When Saskatchewan premier Brad Wall takes the stage at the opening of the Saskatchewan Real Estate Forum next month he will be addressing perhaps the most confident real estate crowd in the country.

When Saskatchewan premier Brad Wall takes the stage at the opening of the Saskatchewan Real Estate Forum next month he will be addressing perhaps the most confident real estate crowd in the country. 

"The last five years in Regina have been better than the preceding 15 years," said Kevin Reese, president of Karin Developments Ltd. who will join a Forum panel on land development.

 Like many real estate veterans in Saskatchewan's capital, Reese is not surprised at the action in the city, where building permits have set annual records for 10 of the last 11 years and property values have soared, "I always felt Regina was underperforming its potential," he said,

That is not the case today.

An acre of zoned and shovel-ready residential land in the city now sells for from $700,000 to $900,000 an acre. When the city put serviced industrial lots on the market this year, prices started at $430,000 per acre City building permits hit a new record of $773 million last year, up a staggering $220 million from a year earlier.

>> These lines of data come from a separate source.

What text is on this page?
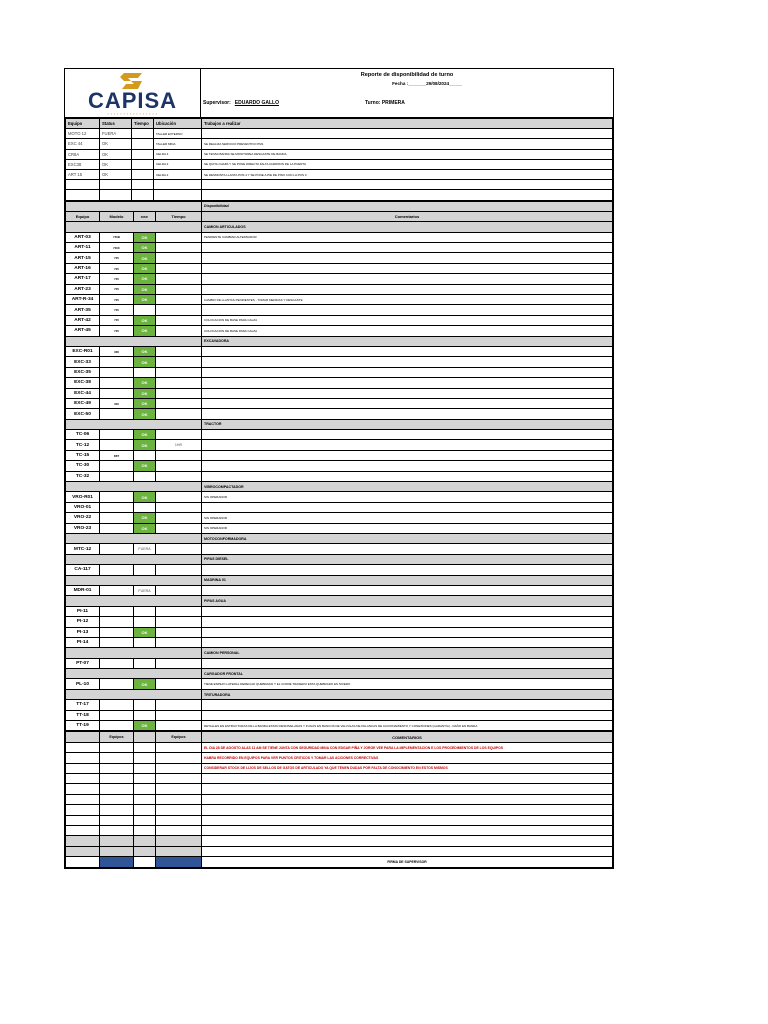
CAPISA
▪ ▪ ▪ ▪ ▪ ▪ ▪ ▪ ▪ ▪ ▪ ▪ ▪ ▪ ▪ ▪
Reporte de disponibilidad de turno
Fecha :_______29/08/2024_____
Supervisor: EDUARDO GALLO	Turno: PRIMERA
Equipo	Status	Tiempo	Ubicación	Trabajos a realizar
MOTO 12	FUERA		TALLER EXTERNO	
EXC 44	OK		TALLER MINA	SE REALIZA SERVICIO PREVENTIVO PM1
CR8A	OK		CELDA 3	SE TENSA BANDA SE MONITOREA DESGASTE DE BANDA
EXC38	OK		CELDA 3	SE QUITA CHAPA Y SE PONE DIRECTA FALTA CHIRRION DE LA PUERTA
ART 15	OK		CELDA 2	SE DESMONTA LLANTA POS 4 Y SE PONE A PIE DE PISO CON LA POS 3

				Disponibilidad
Equipo	Modelo	DISP.	Tiempo	Comentarios
				CAMION ARTICULADOS
ART-03	740B	OK		PENDIENTE CAMBIAR ALTERNADOR
ART-11	740C	OK		
ART-15	745	OK		
ART-16	745	OK		
ART-17	745	OK		
ART-23	745	OK		
ART-R-34	745	OK		CAMBIO DE LLANTAS PENDIENTES - TOMAR MEDIDAS Y DESGASTE
ART-35	745			
ART-42	745	OK		COLOCACION DE BASE PARA CALZA
ART-45	745	OK		COLOCACION DE BASE PARA CALZA
				EXCAVADORA
EXC-R01	336	OK		
EXC-33		OK		
EXC-35				
EXC-38		OK		
EXC-44		OK		
EXC-49	340	OK		
EXC-50		OK		
				TRACTOR
TC-06		OK		
TC-12		OK	1HR	
TC-15	D6T			
TC-30		OK		
TC-32				
				VIBROCOMPACTADOR
VRO-R01		OK		SIN OPERADOR
VRO-01				
VRO-22		OK		SIN OPERADOR
VRO-23		OK		SIN OPERADOR
				MOTOCONFORMADORA
MTC-12		FUERA		
				PIPAS DIESEL
CA-117				
				MADRINA 01
MDR-01		FUERA		
				PIPAS AGUA
PI-11				
PI-12				
PI-13		OK		
PI-14				
				CAMION PERSONAL
PT-07				
				CARGADOR FRONTAL
PL-10		OK		TIENE ESPEJO LATERAL DERECHO QUEBRADO Y EL COFRE TRASERO ESTA QUEBRADO ES NIVERO
				TRITURADORA
TT-17				
TT-18				
TT-19		OK		DETALLES EN ESTRUCTURAS DE LA BANDA ESTAN DESNIVELADAS Y FUGAS EN BANCOS DE VALVULAS DE PALANCAS DE ACCIONAMIENTO Y CONEXIONES (GARANTIA) - DAÑO EN BANDA
	Equipos		Equipos	COMENTARIOS
				EL DIA 28 DE AGOSTO ALAS 11 AM SE TIENE JUNTA CON SEGURIDAD MINA CON EDGAR PIÑA Y JORGE VEE PARA LA IMPLEMENTACION E LOS PROCEDIMIENTOS DE LOS EQUIPOS
				HABRA RECORRIDO EN EQUIPOS PARA VER PUNTOS CRITICOS Y TOMAR LAS ACCIONES CORRECTIVAS
				CONSIDERAR STOCK DE LIJOS DE SELLOS DE GATOS DE ARTICULADO YA QUE TENEN DUDAS POR FALTA DE CONOCIMIENTO EN ESTOS MISMOS

				FIRMA DE SUPERVISOR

 And a telling stat: of the 6,132 permits issued in the past two years, only four have been for new government projects. 

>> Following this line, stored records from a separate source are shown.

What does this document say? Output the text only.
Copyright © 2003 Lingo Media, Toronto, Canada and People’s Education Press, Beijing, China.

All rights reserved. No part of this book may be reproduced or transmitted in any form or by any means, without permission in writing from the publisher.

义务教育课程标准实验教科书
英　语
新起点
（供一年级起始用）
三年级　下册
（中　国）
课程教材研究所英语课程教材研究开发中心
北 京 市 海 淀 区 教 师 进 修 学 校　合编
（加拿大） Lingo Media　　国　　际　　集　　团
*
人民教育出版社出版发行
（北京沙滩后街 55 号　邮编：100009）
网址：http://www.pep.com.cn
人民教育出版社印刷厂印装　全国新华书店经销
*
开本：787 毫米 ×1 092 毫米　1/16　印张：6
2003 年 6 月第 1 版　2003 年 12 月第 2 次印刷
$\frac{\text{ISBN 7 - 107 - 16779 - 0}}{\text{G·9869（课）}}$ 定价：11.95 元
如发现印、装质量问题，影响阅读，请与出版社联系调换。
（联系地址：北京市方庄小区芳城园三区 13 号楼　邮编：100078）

Downtown, the first high-rise tower built in a lifetime reflects what some are calling the tightest office leasing market in the country. And, perhaps most important, the city has reversed its in-migration numbers. "Regina is attracting workers from across Canada and around the world," said Mayor Michael Fougere, noting that many people are coming back to a city they left for greener pastures years ago.

Population growth in Saskatchewan hit 6.7 per cent for the cumulative five years to 2012, the largest growth spurt since Statistics Canada began keeping such information in 1954.